Vegetarian Slow-Cooked Boston Baked Beans
A meat-free twist on traditional Boston baked beans, this recipe features a tomato-based sauce and is slow-cooked to develop a mild maple flavor and tender texture.
- [450 grams] 1 pound dried navy or Great Northern beans (about 2 cups)
- [170 grams] 1 6-ounce can tomato paste
- [90 grams] ¼ cup (60 milliliters) maple syrup
- [120 grams] ⅓ cup (80 milliliters) molasses
- [45 grams] ¼ cup light brown sugar
- [15 grams] 1 tablespoon (15 milliliters) apple cider vinegar
- [15 grams] 1 tablespoon kosher salt
- [5 grams] 1 teaspoon ground mustard
- [1 gram] ¼ teaspoon pepper
- [<1 gram] ⅛ teaspoon ground cinnamon
- [<1 gram] ⅛ teaspoon ground nutmeg
- [<1 gram] ⅛ teaspoon ground cloves
- [710 grams] 3 cups (710 milliliters) water
- Remove any stones from beans before submerging beans in a medium bowl full of water. Soak overnight.
- The next day, stir together tomato paste, maple syrup, molasses, brown sugar, apple cider vinegar, salt, ground mustard, pepper, cinnamon, nutmeg, cloves and water in a large bowl. Drain and rinse beans, then place them in the bottom of a 4-quart slow cooker. Pour sauce mixture over beans, then add water until beans are submerged and stir to combine.

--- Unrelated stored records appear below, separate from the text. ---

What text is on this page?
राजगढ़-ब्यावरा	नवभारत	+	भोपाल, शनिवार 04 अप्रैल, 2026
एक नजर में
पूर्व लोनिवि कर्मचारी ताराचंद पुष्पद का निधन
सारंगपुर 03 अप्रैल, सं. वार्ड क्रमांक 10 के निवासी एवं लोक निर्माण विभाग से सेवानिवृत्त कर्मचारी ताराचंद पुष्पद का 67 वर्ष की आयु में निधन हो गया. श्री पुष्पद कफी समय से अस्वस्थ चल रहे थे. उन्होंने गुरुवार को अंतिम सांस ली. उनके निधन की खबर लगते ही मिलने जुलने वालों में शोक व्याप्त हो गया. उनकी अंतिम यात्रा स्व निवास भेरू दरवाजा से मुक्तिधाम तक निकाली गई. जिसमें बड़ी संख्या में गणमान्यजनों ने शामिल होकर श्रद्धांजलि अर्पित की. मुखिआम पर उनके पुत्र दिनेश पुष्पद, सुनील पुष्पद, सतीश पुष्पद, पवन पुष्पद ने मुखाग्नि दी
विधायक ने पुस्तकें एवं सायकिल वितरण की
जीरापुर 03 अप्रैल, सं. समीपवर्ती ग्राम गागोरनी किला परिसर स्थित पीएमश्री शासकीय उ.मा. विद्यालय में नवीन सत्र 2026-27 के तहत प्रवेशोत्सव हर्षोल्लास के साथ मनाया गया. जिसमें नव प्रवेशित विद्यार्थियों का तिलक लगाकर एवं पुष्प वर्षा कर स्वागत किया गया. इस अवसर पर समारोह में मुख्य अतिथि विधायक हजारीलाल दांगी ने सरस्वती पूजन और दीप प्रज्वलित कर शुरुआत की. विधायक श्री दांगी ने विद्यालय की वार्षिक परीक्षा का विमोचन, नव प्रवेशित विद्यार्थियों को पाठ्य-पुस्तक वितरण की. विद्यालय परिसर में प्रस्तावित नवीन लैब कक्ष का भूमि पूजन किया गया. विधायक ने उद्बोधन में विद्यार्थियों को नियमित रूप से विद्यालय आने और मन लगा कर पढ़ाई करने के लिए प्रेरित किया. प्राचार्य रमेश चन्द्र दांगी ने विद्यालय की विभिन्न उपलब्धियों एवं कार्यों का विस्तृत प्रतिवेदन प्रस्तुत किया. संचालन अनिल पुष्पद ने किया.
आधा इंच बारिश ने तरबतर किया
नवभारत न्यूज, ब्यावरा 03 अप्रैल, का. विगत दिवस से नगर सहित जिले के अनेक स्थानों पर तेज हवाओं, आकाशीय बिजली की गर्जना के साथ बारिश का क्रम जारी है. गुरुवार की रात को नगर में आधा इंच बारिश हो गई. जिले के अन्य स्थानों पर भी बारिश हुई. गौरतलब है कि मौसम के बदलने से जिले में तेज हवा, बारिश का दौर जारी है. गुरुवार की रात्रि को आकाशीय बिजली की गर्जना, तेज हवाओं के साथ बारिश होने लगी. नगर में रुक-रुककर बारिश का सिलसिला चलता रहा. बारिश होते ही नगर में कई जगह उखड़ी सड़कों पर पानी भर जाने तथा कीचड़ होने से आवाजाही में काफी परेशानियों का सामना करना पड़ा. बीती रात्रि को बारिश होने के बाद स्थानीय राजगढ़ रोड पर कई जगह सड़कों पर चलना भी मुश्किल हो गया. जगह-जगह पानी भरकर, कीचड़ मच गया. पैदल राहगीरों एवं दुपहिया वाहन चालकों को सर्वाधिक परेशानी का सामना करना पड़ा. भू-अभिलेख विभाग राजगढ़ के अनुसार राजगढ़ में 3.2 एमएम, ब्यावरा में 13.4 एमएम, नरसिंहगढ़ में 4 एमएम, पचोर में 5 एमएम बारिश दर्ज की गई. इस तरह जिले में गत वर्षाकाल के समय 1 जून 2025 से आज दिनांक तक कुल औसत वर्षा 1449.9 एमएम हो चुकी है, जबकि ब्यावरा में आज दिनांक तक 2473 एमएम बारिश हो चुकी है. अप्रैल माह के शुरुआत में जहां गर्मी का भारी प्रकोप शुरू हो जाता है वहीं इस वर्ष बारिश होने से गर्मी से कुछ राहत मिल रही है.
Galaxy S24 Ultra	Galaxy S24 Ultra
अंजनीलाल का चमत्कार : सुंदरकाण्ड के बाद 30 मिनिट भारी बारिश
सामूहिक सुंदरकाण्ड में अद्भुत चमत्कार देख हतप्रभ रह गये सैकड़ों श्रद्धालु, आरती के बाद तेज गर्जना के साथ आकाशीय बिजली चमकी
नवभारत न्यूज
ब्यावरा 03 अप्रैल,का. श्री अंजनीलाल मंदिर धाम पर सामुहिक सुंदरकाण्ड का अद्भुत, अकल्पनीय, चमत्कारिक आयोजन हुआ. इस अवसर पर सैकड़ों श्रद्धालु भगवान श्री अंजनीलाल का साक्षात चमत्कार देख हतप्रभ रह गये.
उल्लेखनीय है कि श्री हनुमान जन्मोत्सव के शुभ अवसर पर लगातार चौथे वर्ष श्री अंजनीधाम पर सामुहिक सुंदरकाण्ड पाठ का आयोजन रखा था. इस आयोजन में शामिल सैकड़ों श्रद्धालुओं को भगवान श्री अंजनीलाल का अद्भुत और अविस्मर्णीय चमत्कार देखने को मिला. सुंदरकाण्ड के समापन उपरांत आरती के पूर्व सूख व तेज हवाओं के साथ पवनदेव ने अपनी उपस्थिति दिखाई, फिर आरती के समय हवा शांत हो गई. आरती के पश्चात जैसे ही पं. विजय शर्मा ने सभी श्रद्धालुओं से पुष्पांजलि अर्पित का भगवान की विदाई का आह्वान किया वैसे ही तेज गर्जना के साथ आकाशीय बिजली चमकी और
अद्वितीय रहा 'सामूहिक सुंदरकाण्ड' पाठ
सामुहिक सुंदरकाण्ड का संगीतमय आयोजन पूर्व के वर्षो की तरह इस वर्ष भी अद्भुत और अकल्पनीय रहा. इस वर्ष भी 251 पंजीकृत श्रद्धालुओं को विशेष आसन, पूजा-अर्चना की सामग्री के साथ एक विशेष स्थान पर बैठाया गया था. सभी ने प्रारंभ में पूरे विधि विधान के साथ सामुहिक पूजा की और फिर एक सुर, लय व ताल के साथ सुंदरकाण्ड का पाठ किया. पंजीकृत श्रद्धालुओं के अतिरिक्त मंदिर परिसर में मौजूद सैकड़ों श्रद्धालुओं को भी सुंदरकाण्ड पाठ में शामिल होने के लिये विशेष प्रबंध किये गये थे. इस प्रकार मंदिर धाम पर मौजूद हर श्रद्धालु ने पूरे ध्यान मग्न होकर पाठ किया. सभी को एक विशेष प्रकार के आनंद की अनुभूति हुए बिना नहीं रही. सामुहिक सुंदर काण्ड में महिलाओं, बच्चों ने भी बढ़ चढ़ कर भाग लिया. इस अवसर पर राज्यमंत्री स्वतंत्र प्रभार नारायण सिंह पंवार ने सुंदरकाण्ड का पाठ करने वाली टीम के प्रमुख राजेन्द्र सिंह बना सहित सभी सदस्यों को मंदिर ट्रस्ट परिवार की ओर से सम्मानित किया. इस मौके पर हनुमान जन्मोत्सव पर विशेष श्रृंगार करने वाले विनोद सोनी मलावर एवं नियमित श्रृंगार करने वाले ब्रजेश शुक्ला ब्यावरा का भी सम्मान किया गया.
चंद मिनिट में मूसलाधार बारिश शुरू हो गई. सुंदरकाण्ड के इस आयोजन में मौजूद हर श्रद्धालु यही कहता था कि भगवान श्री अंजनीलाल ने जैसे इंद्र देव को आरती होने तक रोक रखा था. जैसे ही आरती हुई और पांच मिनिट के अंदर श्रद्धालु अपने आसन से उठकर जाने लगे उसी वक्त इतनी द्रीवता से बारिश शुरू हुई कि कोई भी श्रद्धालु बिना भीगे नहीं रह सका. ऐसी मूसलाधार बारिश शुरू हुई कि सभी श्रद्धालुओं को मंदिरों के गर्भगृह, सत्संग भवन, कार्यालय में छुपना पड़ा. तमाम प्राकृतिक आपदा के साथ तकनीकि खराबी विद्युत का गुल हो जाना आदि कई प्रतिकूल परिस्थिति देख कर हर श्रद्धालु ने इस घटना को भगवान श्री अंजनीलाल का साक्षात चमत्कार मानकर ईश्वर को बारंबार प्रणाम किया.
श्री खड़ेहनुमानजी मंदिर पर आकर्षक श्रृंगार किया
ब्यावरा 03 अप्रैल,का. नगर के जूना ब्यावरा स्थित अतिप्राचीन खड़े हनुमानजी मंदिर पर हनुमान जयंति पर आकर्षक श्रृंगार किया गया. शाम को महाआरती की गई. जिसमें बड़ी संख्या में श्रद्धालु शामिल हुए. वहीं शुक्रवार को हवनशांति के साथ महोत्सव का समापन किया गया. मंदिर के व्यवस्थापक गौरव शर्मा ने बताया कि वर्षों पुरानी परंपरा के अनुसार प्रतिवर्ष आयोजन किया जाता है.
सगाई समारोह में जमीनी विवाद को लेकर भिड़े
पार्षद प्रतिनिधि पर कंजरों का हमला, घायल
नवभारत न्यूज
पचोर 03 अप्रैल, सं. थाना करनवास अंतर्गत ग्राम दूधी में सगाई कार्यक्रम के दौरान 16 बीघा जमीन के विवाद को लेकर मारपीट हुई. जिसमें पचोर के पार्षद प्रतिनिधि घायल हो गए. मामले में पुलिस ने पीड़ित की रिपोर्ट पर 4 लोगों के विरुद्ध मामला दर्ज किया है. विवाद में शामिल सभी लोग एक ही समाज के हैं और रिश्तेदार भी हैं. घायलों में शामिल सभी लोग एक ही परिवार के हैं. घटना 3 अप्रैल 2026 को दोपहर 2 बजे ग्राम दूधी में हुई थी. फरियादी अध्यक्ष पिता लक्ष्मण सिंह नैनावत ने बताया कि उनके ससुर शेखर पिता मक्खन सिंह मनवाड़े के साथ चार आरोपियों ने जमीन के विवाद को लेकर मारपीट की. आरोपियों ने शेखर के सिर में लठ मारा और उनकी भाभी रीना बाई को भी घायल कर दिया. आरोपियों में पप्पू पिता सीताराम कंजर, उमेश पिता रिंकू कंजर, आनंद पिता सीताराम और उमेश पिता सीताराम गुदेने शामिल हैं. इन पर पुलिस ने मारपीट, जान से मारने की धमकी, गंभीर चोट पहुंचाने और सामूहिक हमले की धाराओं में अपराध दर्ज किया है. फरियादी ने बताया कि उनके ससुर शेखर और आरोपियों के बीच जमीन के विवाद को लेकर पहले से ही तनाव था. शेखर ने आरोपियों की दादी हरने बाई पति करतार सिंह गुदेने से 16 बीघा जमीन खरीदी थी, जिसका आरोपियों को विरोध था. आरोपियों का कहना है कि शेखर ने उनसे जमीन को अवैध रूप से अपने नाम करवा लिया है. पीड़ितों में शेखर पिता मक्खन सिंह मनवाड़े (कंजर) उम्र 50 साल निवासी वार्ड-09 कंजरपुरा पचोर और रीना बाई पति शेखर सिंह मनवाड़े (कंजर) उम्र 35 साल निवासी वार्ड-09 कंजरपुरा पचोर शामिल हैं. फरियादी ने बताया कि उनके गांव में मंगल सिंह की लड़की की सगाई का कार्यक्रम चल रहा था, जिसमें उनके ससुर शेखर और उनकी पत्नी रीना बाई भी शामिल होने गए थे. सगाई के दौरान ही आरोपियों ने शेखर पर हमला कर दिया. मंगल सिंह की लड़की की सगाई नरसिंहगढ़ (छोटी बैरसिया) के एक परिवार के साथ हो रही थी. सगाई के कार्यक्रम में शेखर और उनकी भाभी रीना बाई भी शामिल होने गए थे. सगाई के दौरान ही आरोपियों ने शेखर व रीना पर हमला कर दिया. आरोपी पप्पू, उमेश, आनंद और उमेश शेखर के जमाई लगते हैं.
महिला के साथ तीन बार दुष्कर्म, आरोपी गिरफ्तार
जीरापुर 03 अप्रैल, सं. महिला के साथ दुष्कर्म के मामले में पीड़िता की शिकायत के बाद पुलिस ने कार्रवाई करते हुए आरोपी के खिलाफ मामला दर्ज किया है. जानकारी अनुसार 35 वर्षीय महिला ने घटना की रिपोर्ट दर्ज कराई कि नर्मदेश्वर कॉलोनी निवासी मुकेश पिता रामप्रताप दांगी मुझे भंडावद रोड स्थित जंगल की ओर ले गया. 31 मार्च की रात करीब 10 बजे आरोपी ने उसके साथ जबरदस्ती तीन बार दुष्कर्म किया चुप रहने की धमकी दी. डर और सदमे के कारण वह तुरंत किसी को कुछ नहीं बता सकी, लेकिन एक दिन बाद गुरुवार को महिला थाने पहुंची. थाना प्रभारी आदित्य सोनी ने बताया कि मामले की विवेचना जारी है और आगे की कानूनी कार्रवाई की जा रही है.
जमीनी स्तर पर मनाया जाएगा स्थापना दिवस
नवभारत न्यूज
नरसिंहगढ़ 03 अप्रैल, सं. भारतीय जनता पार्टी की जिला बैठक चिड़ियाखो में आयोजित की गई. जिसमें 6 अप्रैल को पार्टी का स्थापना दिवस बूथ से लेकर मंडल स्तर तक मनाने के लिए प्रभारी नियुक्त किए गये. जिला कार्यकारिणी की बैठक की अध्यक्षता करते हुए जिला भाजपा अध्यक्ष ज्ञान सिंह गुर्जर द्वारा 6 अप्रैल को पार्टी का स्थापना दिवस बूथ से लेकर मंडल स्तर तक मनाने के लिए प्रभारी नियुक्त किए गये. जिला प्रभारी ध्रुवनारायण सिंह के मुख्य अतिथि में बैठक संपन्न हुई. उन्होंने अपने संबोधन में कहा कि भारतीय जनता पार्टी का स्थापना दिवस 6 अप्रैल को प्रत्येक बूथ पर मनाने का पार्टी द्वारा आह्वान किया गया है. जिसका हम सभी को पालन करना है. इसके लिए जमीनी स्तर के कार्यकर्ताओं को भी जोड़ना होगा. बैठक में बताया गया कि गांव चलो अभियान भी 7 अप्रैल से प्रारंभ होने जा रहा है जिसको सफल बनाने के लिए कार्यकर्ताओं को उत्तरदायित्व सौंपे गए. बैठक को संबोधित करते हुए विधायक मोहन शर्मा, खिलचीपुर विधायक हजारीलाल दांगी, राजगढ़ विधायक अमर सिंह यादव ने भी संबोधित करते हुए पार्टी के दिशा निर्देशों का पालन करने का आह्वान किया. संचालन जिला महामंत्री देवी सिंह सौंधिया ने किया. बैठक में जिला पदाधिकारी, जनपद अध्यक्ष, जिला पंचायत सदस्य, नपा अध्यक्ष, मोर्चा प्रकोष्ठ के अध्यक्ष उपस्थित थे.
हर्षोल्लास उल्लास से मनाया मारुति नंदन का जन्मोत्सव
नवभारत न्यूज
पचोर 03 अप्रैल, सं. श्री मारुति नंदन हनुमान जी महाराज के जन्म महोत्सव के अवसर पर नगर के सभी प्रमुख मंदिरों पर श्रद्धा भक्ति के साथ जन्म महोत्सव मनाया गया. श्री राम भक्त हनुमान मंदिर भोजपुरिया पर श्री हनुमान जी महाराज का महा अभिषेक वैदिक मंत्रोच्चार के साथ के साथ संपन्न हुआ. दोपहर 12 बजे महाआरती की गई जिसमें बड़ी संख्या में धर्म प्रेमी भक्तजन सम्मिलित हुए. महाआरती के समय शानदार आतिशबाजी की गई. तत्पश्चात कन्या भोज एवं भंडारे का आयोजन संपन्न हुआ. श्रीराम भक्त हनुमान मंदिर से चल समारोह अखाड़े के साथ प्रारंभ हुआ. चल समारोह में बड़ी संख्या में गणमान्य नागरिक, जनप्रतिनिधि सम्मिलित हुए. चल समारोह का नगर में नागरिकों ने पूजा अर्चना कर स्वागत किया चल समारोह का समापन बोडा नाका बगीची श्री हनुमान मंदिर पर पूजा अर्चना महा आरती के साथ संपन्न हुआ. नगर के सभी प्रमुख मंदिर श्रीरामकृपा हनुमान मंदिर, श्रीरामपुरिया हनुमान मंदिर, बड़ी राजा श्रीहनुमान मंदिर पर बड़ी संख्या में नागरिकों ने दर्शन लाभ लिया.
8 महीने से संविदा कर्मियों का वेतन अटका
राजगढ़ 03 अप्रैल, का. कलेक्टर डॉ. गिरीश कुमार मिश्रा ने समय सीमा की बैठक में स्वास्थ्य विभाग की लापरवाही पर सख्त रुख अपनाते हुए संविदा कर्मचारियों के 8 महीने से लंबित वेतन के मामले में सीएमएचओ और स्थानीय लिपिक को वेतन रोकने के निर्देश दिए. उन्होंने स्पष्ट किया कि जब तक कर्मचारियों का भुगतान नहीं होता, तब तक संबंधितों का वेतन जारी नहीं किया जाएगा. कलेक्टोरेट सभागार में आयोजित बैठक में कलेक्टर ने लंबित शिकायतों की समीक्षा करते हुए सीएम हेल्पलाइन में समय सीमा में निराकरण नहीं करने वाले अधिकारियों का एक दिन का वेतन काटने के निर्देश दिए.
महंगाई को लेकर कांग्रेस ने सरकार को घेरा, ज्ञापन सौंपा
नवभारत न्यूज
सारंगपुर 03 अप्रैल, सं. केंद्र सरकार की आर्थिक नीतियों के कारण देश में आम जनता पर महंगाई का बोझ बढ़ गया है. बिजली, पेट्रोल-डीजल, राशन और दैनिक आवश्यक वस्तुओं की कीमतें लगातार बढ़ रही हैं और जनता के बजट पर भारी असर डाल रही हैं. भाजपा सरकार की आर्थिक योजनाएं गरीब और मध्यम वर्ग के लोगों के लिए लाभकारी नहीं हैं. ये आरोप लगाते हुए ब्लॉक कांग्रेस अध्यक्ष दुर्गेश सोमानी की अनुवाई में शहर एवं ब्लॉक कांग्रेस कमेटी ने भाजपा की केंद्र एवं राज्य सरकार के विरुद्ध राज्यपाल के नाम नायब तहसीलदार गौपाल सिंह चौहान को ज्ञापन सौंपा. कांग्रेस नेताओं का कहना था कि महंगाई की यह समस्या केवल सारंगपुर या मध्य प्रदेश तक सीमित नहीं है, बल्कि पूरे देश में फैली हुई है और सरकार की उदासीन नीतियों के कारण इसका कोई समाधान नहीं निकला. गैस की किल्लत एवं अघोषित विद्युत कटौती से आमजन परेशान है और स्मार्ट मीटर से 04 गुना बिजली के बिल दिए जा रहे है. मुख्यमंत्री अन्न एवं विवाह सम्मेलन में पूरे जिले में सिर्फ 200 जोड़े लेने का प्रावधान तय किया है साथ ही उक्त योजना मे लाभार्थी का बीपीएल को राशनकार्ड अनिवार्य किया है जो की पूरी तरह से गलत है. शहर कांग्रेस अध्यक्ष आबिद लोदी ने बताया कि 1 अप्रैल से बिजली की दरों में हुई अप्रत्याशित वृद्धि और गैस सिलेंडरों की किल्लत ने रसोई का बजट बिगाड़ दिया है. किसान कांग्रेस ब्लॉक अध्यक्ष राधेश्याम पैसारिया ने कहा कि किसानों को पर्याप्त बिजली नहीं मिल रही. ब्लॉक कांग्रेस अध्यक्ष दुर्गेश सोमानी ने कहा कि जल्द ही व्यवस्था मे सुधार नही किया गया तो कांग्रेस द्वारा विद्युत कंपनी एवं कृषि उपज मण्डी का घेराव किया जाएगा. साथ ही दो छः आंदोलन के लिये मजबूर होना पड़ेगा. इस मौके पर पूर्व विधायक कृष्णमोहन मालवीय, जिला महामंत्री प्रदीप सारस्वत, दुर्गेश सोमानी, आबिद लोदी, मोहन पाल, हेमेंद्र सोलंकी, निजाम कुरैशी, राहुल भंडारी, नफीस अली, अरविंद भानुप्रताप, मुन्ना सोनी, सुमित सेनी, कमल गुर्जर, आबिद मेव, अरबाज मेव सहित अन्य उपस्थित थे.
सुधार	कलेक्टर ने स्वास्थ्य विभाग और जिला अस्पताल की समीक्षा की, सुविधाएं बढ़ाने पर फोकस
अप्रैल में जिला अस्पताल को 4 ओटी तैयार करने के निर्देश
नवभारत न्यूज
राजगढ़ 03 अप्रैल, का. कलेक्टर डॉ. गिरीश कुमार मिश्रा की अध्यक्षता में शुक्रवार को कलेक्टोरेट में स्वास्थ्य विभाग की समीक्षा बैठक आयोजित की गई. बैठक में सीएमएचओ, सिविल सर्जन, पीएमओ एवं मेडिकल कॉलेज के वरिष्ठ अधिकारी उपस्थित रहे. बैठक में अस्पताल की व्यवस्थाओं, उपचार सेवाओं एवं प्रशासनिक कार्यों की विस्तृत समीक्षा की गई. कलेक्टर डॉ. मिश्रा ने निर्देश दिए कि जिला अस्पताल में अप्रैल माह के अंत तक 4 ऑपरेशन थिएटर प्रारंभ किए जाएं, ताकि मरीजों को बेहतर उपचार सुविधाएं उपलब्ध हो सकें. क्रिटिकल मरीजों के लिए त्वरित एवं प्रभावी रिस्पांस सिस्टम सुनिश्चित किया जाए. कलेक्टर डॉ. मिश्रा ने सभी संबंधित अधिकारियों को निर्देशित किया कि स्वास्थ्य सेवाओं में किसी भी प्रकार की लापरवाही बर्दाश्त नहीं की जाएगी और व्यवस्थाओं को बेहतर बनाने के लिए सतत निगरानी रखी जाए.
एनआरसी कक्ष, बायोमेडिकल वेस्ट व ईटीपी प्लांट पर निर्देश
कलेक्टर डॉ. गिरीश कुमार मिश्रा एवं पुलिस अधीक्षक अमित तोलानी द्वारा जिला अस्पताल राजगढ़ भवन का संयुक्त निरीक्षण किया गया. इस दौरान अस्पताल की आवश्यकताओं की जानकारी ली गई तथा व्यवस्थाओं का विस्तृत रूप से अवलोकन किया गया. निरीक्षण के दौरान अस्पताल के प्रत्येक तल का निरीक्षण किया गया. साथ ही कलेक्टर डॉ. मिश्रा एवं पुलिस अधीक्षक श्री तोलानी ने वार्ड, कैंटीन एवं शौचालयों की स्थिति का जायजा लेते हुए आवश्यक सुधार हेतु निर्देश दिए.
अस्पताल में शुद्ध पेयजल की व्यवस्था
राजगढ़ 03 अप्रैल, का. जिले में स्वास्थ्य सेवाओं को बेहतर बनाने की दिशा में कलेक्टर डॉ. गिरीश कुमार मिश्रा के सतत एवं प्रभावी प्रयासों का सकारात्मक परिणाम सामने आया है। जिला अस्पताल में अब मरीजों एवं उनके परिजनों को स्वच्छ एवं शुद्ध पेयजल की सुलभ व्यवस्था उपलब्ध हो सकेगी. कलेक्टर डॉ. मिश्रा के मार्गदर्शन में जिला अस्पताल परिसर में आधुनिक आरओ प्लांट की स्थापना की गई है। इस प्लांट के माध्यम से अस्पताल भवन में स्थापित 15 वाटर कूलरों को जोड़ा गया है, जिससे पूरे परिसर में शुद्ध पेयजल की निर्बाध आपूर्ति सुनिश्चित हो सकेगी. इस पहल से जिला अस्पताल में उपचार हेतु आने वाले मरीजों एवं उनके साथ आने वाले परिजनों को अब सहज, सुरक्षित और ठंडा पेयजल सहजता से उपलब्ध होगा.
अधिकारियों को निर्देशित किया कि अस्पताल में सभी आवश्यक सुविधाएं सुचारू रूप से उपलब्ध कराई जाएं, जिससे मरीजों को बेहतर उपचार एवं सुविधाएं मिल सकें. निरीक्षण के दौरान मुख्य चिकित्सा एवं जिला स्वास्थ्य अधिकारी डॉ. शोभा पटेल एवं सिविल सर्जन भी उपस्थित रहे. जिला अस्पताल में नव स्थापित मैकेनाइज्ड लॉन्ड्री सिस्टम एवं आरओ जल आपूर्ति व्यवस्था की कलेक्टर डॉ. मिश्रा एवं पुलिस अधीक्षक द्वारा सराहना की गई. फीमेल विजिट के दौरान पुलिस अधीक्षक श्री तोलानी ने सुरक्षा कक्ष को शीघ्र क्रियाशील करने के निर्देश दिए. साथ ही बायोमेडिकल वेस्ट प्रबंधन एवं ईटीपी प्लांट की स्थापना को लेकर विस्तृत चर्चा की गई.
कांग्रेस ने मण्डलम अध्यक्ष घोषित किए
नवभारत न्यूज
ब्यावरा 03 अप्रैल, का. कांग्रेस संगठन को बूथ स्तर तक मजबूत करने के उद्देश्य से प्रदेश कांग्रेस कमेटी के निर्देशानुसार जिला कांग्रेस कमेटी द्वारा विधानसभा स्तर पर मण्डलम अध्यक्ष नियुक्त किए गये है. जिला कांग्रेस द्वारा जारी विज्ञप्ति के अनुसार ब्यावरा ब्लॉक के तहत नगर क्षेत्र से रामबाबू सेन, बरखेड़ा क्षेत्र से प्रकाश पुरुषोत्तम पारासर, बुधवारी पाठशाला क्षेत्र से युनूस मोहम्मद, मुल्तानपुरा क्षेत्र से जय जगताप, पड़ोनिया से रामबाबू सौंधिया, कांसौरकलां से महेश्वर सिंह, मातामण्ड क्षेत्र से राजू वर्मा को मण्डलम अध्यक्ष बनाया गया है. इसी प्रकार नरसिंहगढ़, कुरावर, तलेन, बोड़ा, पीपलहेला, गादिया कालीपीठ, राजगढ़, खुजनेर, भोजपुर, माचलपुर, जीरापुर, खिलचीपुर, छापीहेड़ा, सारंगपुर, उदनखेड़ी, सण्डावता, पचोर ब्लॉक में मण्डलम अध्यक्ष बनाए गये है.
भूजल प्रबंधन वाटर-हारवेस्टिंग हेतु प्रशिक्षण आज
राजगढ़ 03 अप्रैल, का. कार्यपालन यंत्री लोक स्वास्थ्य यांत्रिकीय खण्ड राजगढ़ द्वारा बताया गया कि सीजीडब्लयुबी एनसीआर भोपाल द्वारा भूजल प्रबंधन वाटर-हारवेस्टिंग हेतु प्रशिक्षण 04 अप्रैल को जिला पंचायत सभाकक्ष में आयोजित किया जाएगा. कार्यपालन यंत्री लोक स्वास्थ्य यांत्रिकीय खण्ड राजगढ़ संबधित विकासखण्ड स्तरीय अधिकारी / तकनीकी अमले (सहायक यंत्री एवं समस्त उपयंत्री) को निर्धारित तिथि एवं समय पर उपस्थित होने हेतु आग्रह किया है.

- Cook beans on high for 6 to 8 hours, stirring every 30 minutes, until beans are tender. Add an additional ½ cup water to bean mixture as needed to prevent sticking or burning. Serves 18.
Serving size: ⅓ cup (80 grams)
CALORIES 131; TOTAL FAT 1g; SAT. FAT 0g; CHOL. 0mg; SODIUM 413mg; CARB. 27g; FIBER 7g; SUGARS 11g; PROTEIN 5g; POTASSIUM N/A; PHOSPHORUS N/A
Note: Nutrition information for potassium and phosphorus in ground mustard not available.